= Margot Comstock =

American computer magazine editor

Margot Comstock (formerly Margot Comstock Tommervik, – ) was co-founder and editor of Softalk magazine, which was influential in the Apple II community, as part of a growing personal computing movement.

== Career ==
Comstock worked as a freelance textbook editor, magazine article writer, and journalist. She also enjoyed playing games, and in 1979 she won more than $15,000 on the television game show Password. She and her husband Allan Tommervik purchased an Apple II+ with some of the money. She was enthusiastic about trying games and other software for the computer, along with its larger potential for helping people try new things. They decided to start a magazine for other Apple users, using the rest of the prize money and a second mortgage on their home.

=== Softalk ===
Comstock and Tommervik founded Softalk in 1980. They got in contact with a company called Softape that distributed Apple II software and had a newsletter, and they arranged to take over the newsletter and develop it into an Apple II enthusiast magazine. Comstock was 39 at the time. She set the vision for the magazine as taking a journalistic approach, instead of focusing on programming as other contemporary computer magazines did. This made the magazine accessible to Apple II users who weren't programmers. Comstock's work was part of a transition in personal computing around this time, from computers being hobbyist projects to computers getting used by people interested in games and practical applications.

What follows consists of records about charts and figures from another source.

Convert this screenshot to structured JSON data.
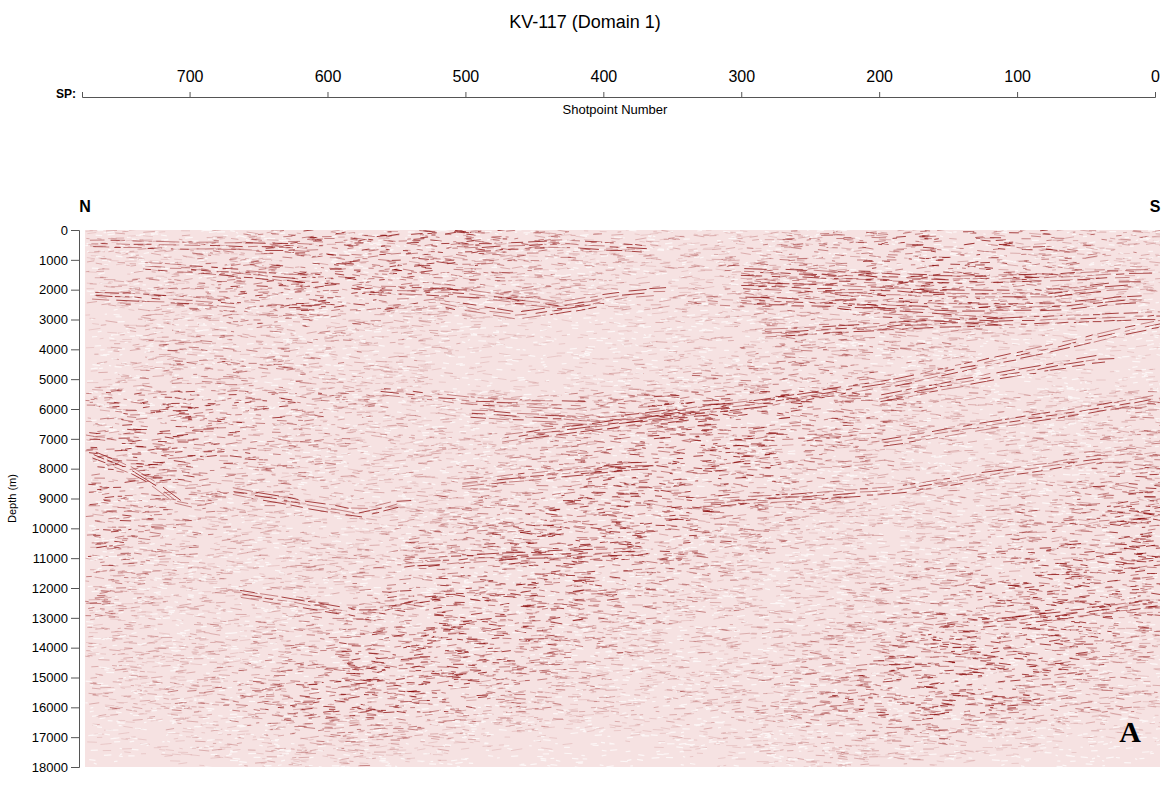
{
  "chart_data": {
    "type": "seismic_section",
    "title": "KV-117 (Domain 1)",
    "x_axis_prefix": "SP:",
    "xlabel": "Shotpoint Number",
    "ylabel": "Depth (m)",
    "xlim": [
      778,
      0
    ],
    "xticks": [
      700,
      600,
      500,
      400,
      300,
      200,
      100,
      0
    ],
    "ylim": [
      0,
      18000
    ],
    "yticks": [
      0,
      1000,
      2000,
      3000,
      4000,
      5000,
      6000,
      7000,
      8000,
      9000,
      10000,
      11000,
      12000,
      13000,
      14000,
      15000,
      16000,
      17000,
      18000
    ],
    "direction_labels": [
      "N",
      "S"
    ],
    "panel_label": "A"
  }
}
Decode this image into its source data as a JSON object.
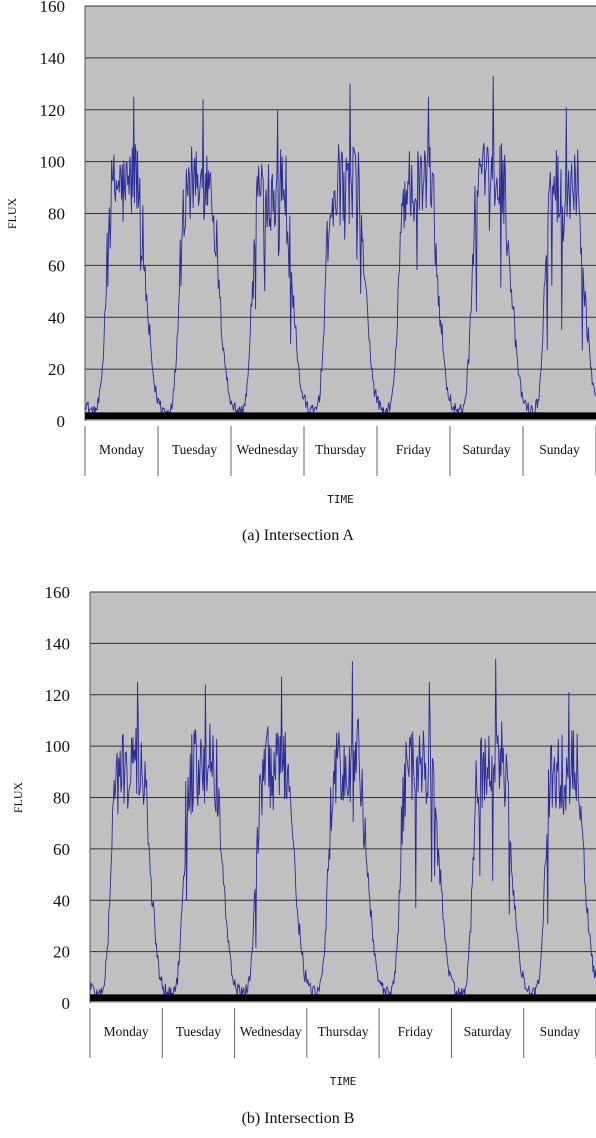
{
  "chart_data": [
    {
      "type": "line",
      "caption": "(a)  Intersection A",
      "ylabel": "FLUX",
      "xlabel": "TIME",
      "ylim": [
        0,
        160
      ],
      "yticks": [
        0,
        20,
        40,
        60,
        80,
        100,
        120,
        140,
        160
      ],
      "categories": [
        "Monday",
        "Tuesday",
        "Wednesday",
        "Thursday",
        "Friday",
        "Saturday",
        "Sunday"
      ],
      "grid": true,
      "series": [
        {
          "daily_profile": [
            8,
            5,
            4,
            3,
            5,
            10,
            25,
            55,
            80,
            88,
            90,
            92,
            90,
            88,
            90,
            92,
            94,
            95,
            88,
            70,
            50,
            35,
            22,
            12
          ],
          "daily_peaks": [
            125,
            124,
            120,
            130,
            125,
            133,
            121
          ]
        }
      ],
      "colors": {
        "line": "#2a2a9a",
        "plot_bg": "#c0c0c0",
        "grid": "#333333",
        "baseline": "#000000"
      }
    },
    {
      "type": "line",
      "caption": "(b)  Intersection B",
      "ylabel": "FLUX",
      "xlabel": "TIME",
      "ylim": [
        0,
        160
      ],
      "yticks": [
        0,
        20,
        40,
        60,
        80,
        100,
        120,
        140,
        160
      ],
      "categories": [
        "Monday",
        "Tuesday",
        "Wednesday",
        "Thursday",
        "Friday",
        "Saturday",
        "Sunday"
      ],
      "grid": true,
      "series": [
        {
          "daily_profile": [
            8,
            5,
            4,
            3,
            5,
            10,
            25,
            55,
            80,
            88,
            90,
            92,
            90,
            88,
            90,
            92,
            94,
            95,
            88,
            70,
            50,
            35,
            22,
            12
          ],
          "daily_peaks": [
            125,
            124,
            127,
            133,
            125,
            134,
            121
          ]
        }
      ],
      "colors": {
        "line": "#2a2a9a",
        "plot_bg": "#c0c0c0",
        "grid": "#333333",
        "baseline": "#000000"
      }
    }
  ]
}
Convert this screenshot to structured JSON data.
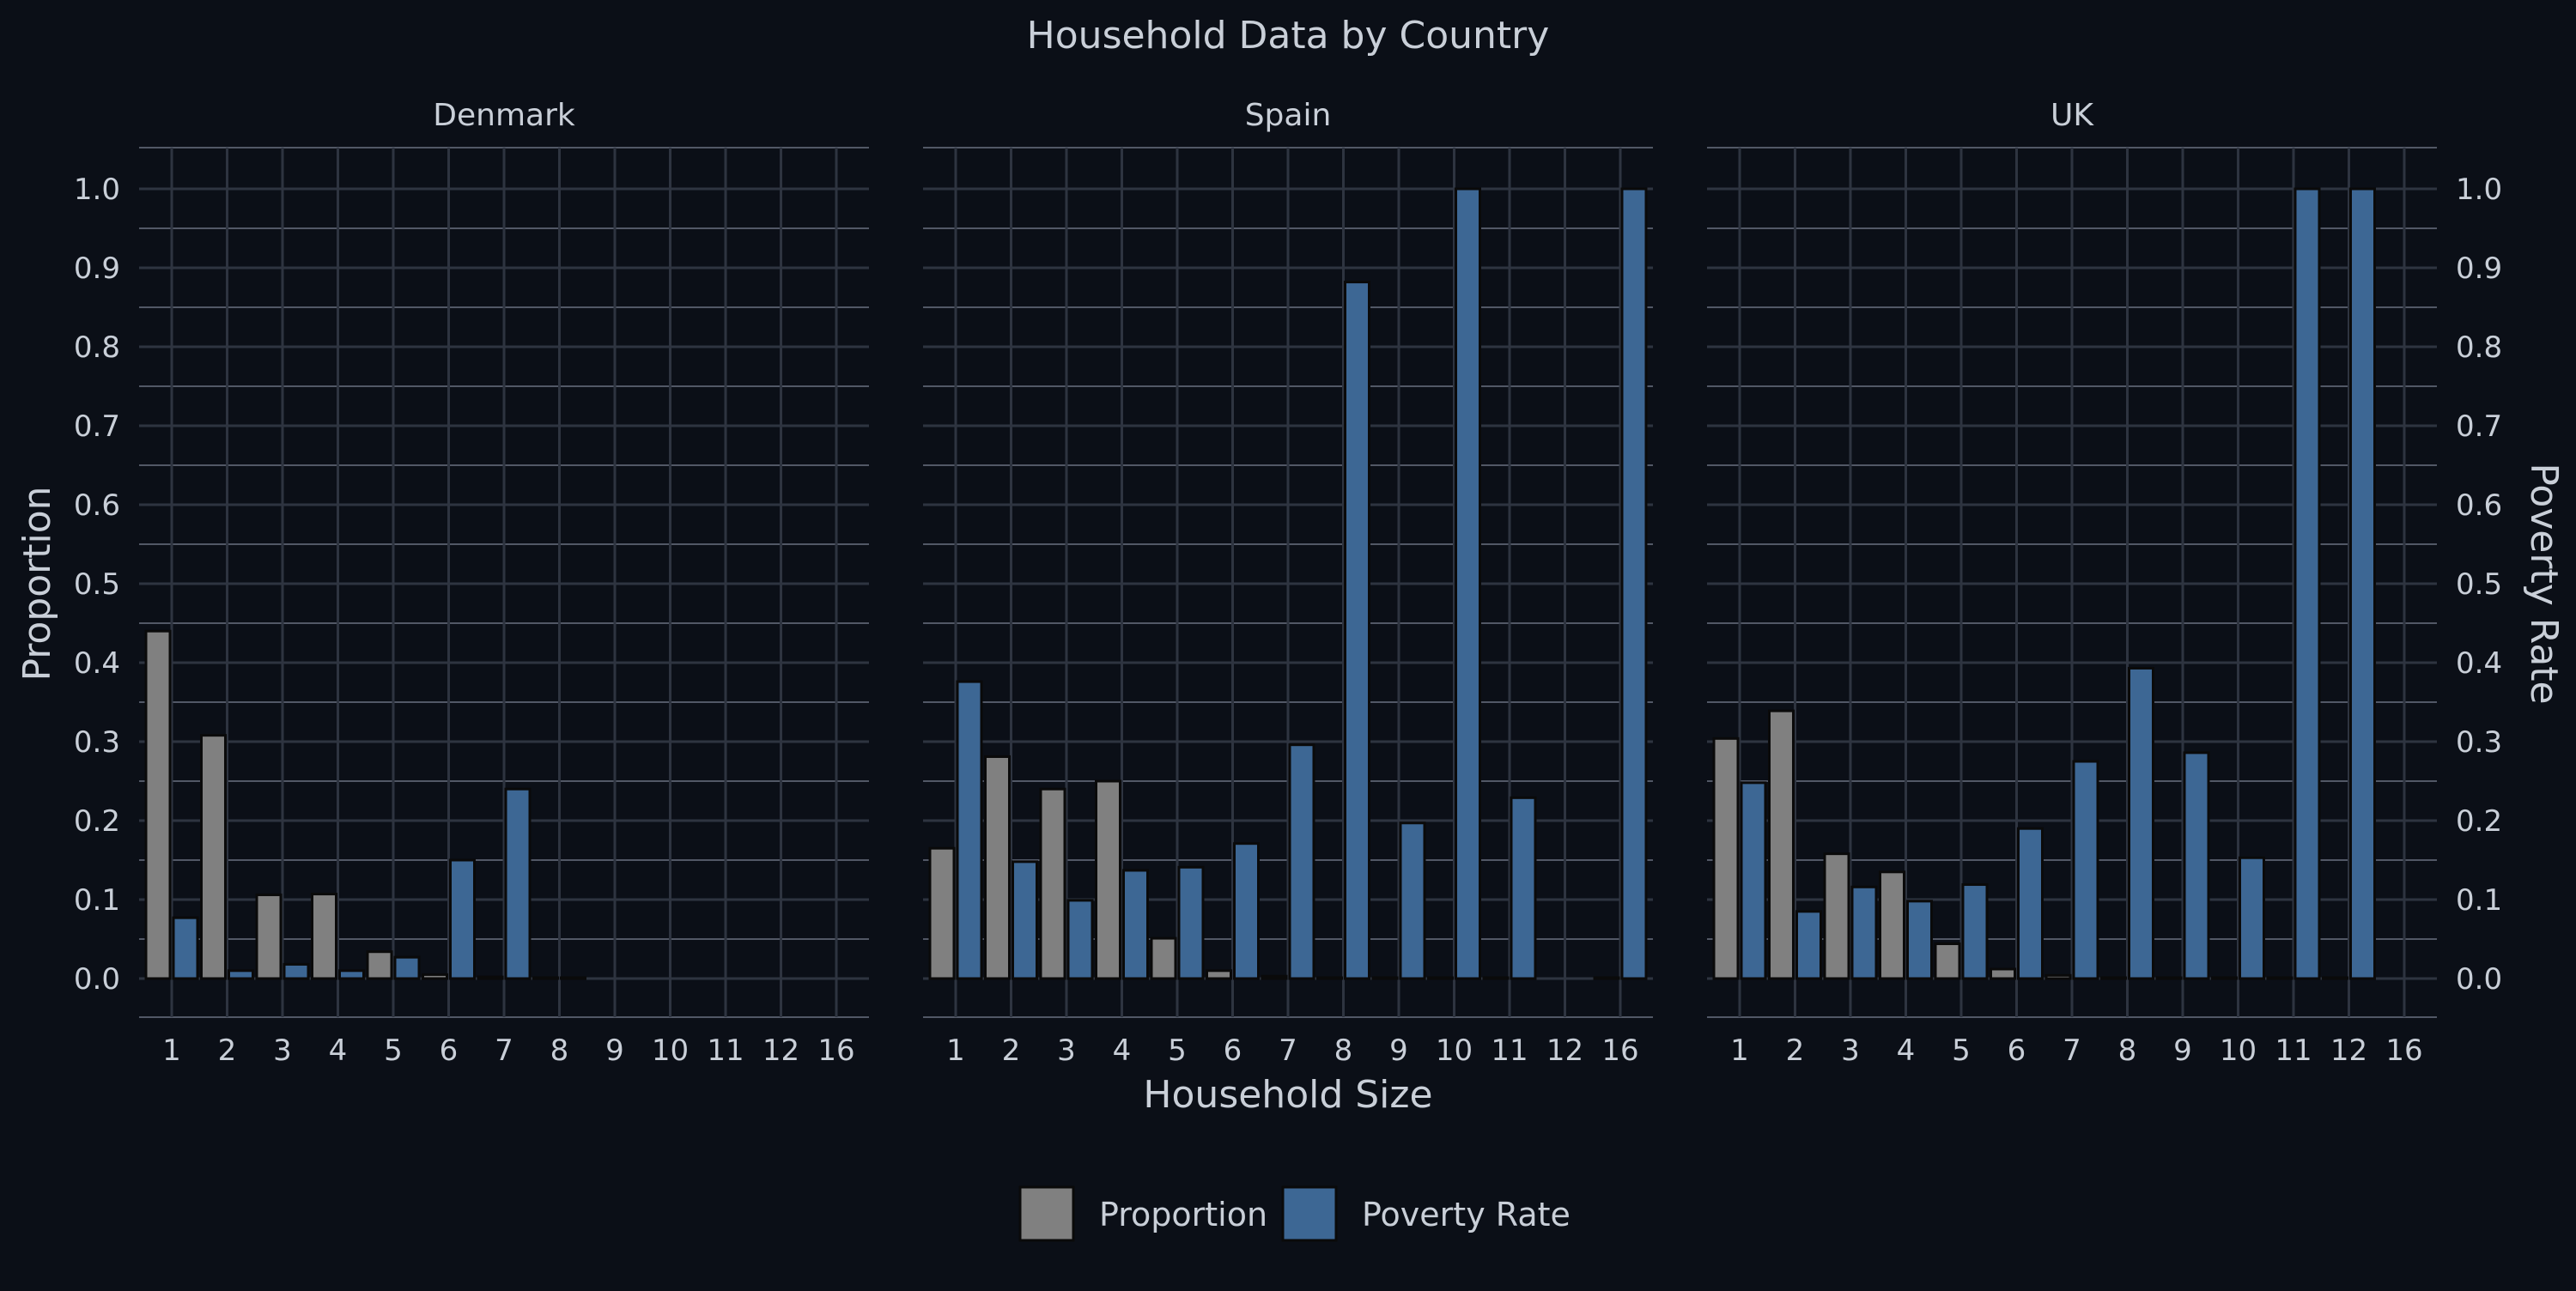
{
  "chart_data": {
    "type": "bar",
    "title": "Household Data by Country",
    "xlabel": "Household Size",
    "ylabel_left": "Proportion",
    "ylabel_right": "Poverty Rate",
    "categories": [
      "1",
      "2",
      "3",
      "4",
      "5",
      "6",
      "7",
      "8",
      "9",
      "10",
      "11",
      "12",
      "16"
    ],
    "ylim": [
      0,
      1.0
    ],
    "yticks": [
      "0.0",
      "0.1",
      "0.2",
      "0.3",
      "0.4",
      "0.5",
      "0.6",
      "0.7",
      "0.8",
      "0.9",
      "1.0"
    ],
    "grid": true,
    "legend_position": "bottom",
    "legend": [
      "Proportion",
      "Poverty Rate"
    ],
    "colors": {
      "background": "#0b0f17",
      "proportion": "#808080",
      "poverty_rate": "#3d6794",
      "bar_outline": "#0a0a0a",
      "grid": "#2e3440",
      "text": "#c9cfd8"
    },
    "panels": [
      {
        "title": "Denmark",
        "series": [
          {
            "name": "Proportion",
            "values": [
              0.44,
              0.308,
              0.106,
              0.107,
              0.034,
              0.005,
              0.002,
              0.001,
              null,
              null,
              null,
              null,
              null
            ]
          },
          {
            "name": "Poverty Rate",
            "values": [
              0.077,
              0.01,
              0.018,
              0.01,
              0.027,
              0.15,
              0.24,
              0.0,
              null,
              null,
              null,
              null,
              null
            ]
          }
        ]
      },
      {
        "title": "Spain",
        "series": [
          {
            "name": "Proportion",
            "values": [
              0.165,
              0.281,
              0.24,
              0.25,
              0.051,
              0.01,
              0.003,
              0.001,
              0.001,
              0.001,
              0.001,
              null,
              0.001
            ]
          },
          {
            "name": "Poverty Rate",
            "values": [
              0.376,
              0.148,
              0.099,
              0.137,
              0.141,
              0.171,
              0.296,
              0.882,
              0.197,
              1.0,
              0.229,
              null,
              1.0
            ]
          }
        ]
      },
      {
        "title": "UK",
        "series": [
          {
            "name": "Proportion",
            "values": [
              0.304,
              0.339,
              0.158,
              0.135,
              0.044,
              0.012,
              0.004,
              0.001,
              0.001,
              0.001,
              0.001,
              0.001,
              null
            ]
          },
          {
            "name": "Poverty Rate",
            "values": [
              0.248,
              0.085,
              0.116,
              0.098,
              0.119,
              0.19,
              0.275,
              0.393,
              0.286,
              0.153,
              1.0,
              1.0,
              null
            ]
          }
        ]
      }
    ]
  }
}
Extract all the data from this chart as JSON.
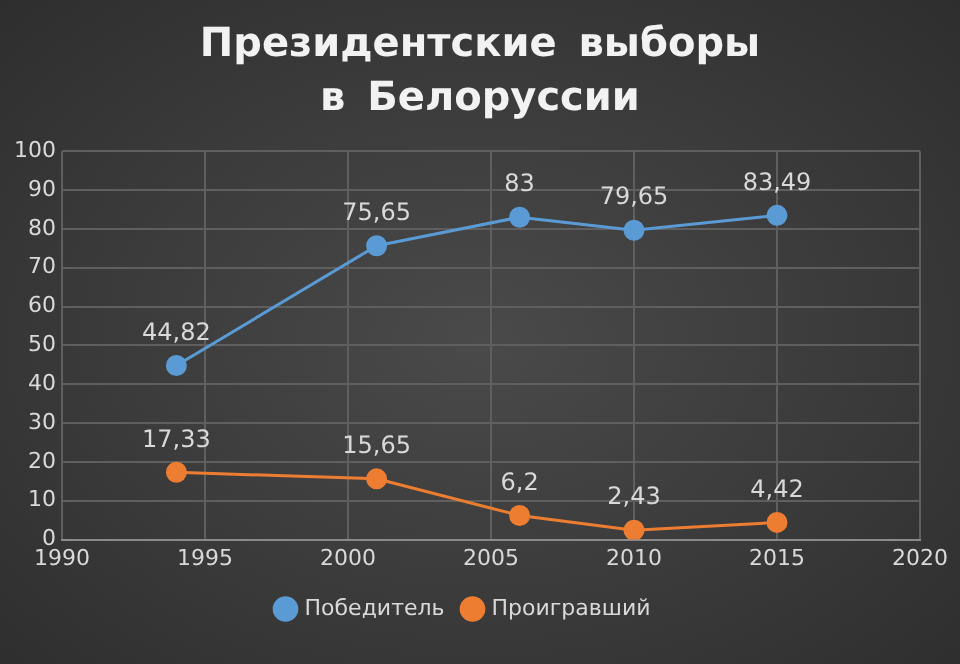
{
  "chart_data": {
    "type": "line",
    "title": "Президентские выборы в Белоруссии",
    "x": [
      1994,
      2001,
      2006,
      2010,
      2015
    ],
    "series": [
      {
        "name": "Победитель",
        "color": "#5b9bd5",
        "values": [
          44.82,
          75.65,
          83,
          79.65,
          83.49
        ],
        "value_labels": [
          "44,82",
          "75,65",
          "83",
          "79,65",
          "83,49"
        ]
      },
      {
        "name": "Проигравший",
        "color": "#ed7d31",
        "values": [
          17.33,
          15.65,
          6.2,
          2.43,
          4.42
        ],
        "value_labels": [
          "17,33",
          "15,65",
          "6,2",
          "2,43",
          "4,42"
        ]
      }
    ],
    "xlim": [
      1990,
      2020
    ],
    "xticks": [
      1990,
      1995,
      2000,
      2005,
      2010,
      2015,
      2020
    ],
    "ylim": [
      0,
      100
    ],
    "yticks": [
      0,
      10,
      20,
      30,
      40,
      50,
      60,
      70,
      80,
      90,
      100
    ],
    "grid": true,
    "legend": "bottom",
    "marker": "circle",
    "line_style": "solid"
  }
}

Comstock and Tommervik published the last issue of Softalk in 1984, because fewer companies were paying for advertising, due to a larger shift in the industry, and they did not have money to print more issues.

=== After Softalk ===
In 1987, a Smithsonian video history project interviewed Comstock alongside people who had published popular software for the Apple II.

Comstock and Tommervik later published Softline, a game magazine with funding from Ken Williams. They also published several books, including a Mac book by Doug Clapp.

Comstock was an associate designer for Rama, an adventure game published in 1996.

Comstock gave a keynote presentation at KansasFest in 2014.